Well, today is a pause in the fairly frantic activity of the week. I was so tired yesterday I could hardly do anything without it feeling like I was carrying a heavy weight. OK today though. So what did I do, and what was I meant to do?
Plans included taking more photos of the path behind my garden (did), mowing the front lawn (not yet) and carrying on with the painting (not yet but it's only 3.25). Instead once I'd posted the photos on flickr looked through some others and found a fan in Montreal. Now The only experience I have of Canada is an afternoon going round Niagara Falls so it's not very familiar to me. But weirdly the crew who came here on Monday were French Canadians from Montreal, and now I've seen where they come from I'd say it's one of the only places I'd yet live in besides the UK. I expect the photographer did what I do and selected many of the nicer places as we all know what slums look like and I'd rather not see even more on photos. But each nice place is different and we can't visit them all so share our photos. I have selected some here before to show examples of the contrasts. London certainly has the worst places I've ever seen. Walthamstow, Harlesden, Edmonton and many many more would frighten off anyone from an affluent suburb but (besides having little choice financially) attract millions of immigrants. Many move to better areas when they can afford to but I know some who are so used to the most degenerate places they are happy to call them home.

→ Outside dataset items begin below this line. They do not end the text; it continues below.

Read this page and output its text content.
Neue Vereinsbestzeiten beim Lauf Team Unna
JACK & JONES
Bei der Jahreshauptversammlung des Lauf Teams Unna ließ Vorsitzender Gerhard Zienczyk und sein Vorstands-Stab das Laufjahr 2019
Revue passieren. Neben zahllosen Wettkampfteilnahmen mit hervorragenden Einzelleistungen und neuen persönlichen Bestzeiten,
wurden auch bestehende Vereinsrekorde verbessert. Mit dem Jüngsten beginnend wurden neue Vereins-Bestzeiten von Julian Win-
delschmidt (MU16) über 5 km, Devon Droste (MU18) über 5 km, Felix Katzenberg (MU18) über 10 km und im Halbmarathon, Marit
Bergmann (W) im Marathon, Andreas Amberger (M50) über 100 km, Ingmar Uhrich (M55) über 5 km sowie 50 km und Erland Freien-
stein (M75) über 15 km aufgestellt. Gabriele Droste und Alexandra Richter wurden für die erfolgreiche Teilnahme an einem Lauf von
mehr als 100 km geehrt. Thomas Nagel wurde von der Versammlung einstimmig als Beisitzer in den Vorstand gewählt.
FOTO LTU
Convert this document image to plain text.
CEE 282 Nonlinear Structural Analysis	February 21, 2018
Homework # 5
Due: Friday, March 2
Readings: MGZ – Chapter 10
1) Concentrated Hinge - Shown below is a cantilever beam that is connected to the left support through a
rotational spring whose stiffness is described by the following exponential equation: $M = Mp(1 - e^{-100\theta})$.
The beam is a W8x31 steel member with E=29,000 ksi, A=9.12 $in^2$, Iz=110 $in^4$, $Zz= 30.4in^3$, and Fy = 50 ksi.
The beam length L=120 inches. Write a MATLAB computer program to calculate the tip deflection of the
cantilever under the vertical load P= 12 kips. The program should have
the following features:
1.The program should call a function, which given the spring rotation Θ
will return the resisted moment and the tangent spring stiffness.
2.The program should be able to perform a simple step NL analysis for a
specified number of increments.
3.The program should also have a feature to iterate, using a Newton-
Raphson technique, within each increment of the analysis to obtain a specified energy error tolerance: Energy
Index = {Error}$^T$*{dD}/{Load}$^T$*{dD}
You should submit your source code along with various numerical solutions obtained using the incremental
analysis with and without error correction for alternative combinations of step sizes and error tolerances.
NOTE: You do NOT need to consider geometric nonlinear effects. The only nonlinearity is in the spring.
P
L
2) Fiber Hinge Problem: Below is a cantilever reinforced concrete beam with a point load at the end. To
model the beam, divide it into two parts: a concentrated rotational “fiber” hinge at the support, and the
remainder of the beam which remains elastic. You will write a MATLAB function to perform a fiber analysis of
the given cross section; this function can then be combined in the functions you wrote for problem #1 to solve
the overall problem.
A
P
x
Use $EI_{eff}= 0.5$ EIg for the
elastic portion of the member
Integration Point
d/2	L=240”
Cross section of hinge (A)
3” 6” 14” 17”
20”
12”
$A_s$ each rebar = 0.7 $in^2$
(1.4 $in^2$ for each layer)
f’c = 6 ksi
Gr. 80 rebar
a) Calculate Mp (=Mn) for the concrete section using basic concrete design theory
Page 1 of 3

It's a mixture here like marble cake, the trip from one end of my old road to the other starts with the most affluent part of the world (from a recent survey) to some of the nastiest places I've ever seen in East Finchley. It was 1/4 of a mile from my house, but the odd walks I had in the deepest parts of the slum areas left me feeling like I'd had a nightmare. If anyone local wants to take a walk on and around Long Lane they'll see some of the roughest areas with people who could easily populate a zoo within a mile of some of the country's best housing. And the funny thing was the slums were there first. A mile away in 1910 there were fields. When purchased for a planned community within 25 years a rural collection of some of the best examples of Arts and crafts and art deco architecture were spread out with trees and parks in between. Then you had the Victorian terraces with railway arches and grotty corner shops and industrial workshops and factories which hadn't changed since Dicken's time. There were two massive factories, one went in the 80s and one a little later, which is now yet another housing estate.
There was even a house with hens in the garden and it was just the sort of scene in the post war films of how poor Londoners used to live before the slum clearance programme and the blitz destroyed some of the worst housing. But East Finchley not only missed that (besides one road) but when the newer housing was built (including over many of the remaining fields) the most eastern bloc style monoliths were put up, attracting all the criminal elements and not safe to walk through at any time of day or night (though I often did). Where I live now is far more typical of lower middle class 1930s suburban Middlesex (as it was then). Rows of almost identical houses, with spaces and trees between the better ones, and crammed together in terraces for the others. But ultimately, except for the architect designed ones, it's all there for money and the appearance was never considered, just the maximum returns for the least money. So standard designs of quick and easy houses to spread over miles of farmland, and now where big houses used to be, are squeezed into the smallest possible areas and then people wonder why it takes so long to get there, park and queue for everything. If you turn London into the equivalent of Gdansk or Mexico City that's exactly what'll happen to it. As other third world countries 'develop' (if you believe the hype) England reverts slowly but surely towards third world status. Soon all the Brits will be off to Poland and Albania as it's got a better standard of living than here. I may not be alive to see it, but if you are, you saw it here.